3. Processing in batches – While the bottleneck in this example is Step C, it is interesting to note that there is inventory waiting at each of the other steps. This may be the result of batch processing. The wait times for these non-bottleneck resources can be decreased by decreasing the batch sizes and focusing on continuous flow.
4. Triaging – A solution considered to decrease the cycle time is triaging, or dividing work among bottleneck resources by skill set or by type of work, and giving precedence to one type of application over another. This solution is only viable if it accomplishes the need to serve a more profitable client base better by serving those customers first. Another reason may be to allow the process step to take place faster because of the knowledge base built up in specialized roles.
For example, consider that in the above scenario, two types of applications are fulfilled: Type A and Type B. A decision is made to triage these two types and serve Type A applications first. This solution will not decrease overall cycle time, and is inadvisable if Type B clients are more profitable for the company because such applications will now take longer to process.

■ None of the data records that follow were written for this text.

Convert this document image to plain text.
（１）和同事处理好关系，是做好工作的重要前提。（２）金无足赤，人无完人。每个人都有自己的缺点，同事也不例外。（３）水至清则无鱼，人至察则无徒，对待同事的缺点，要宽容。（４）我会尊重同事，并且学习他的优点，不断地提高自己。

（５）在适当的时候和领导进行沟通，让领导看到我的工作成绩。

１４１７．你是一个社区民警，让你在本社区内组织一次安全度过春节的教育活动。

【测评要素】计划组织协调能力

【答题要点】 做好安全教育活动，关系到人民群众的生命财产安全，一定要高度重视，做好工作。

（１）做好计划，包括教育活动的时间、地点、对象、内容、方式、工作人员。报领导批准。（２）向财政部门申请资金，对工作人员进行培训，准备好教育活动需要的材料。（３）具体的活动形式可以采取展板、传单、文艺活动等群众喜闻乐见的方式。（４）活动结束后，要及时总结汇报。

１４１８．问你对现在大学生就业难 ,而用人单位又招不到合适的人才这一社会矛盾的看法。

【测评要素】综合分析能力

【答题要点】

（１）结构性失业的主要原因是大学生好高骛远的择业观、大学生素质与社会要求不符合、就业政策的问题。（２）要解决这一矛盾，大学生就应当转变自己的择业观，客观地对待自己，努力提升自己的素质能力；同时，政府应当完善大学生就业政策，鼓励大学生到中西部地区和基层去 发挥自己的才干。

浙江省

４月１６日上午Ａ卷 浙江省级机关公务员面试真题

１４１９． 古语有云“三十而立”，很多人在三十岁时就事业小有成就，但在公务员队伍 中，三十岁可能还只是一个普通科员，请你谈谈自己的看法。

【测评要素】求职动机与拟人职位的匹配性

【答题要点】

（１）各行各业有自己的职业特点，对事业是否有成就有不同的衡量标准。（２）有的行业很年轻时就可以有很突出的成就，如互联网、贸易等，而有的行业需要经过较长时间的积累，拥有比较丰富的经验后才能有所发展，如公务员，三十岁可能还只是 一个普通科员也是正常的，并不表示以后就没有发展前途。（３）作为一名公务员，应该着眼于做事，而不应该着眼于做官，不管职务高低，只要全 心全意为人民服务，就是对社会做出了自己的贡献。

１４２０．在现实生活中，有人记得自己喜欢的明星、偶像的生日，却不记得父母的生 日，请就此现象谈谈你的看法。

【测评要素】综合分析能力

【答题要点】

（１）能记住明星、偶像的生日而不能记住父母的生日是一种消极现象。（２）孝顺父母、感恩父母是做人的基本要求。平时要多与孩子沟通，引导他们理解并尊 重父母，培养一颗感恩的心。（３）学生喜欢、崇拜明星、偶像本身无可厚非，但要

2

An analogy is the buildup of two queues at a grocery store with two checkout counters. One queue is an express lane for customers who have less than eight items, and the second is the regular line. The triage system ensures that people with fewer items can pass through the grocery store quicker. If the express queue is turned into a regular queue, customers from the regular queue will migrate to the express one and the wait time for a customer in this line will increase. On the other hand, the regular line now proceeds faster and the average wait time for a customer in that queue decreases. As a result there is no net gain in the average wait time. There is no change in the process because both cashiers are doing the same work. But if a helper is added who puts the items into bags, the average wait time will decrease because the process is now more efficient.
5. Limiting rework – Consider for the sake of argument that the error rate at Step C is 10 percent. When applications with errors reach the end of the process, the errors are detected and are returned to the operator in step C to correct. If the applications follow a first in, first out system and are returned to the bottom of the inventory, an unnecessary wait of four days is added for the applications with errors. Moreover, those applications add unnecessary work to the bottleneck resource. Both are undesired consequences. This demonstrates the need to limit the amount of rework, especially on the bottleneck.
Avoiding Traffic Jams
It is important to identify and understand bottlenecks before making improvement decisions. Value stream maps that factor in the average wait time, inventory and the cycle time for each step help unearth sources of wait time. Additionally, by understanding the implications of triaging, batch processing, improving of bottleneck and non-bottleneck resources, and limiting rework, more informed decisions can be made, creating a more streamlined end-to-end process.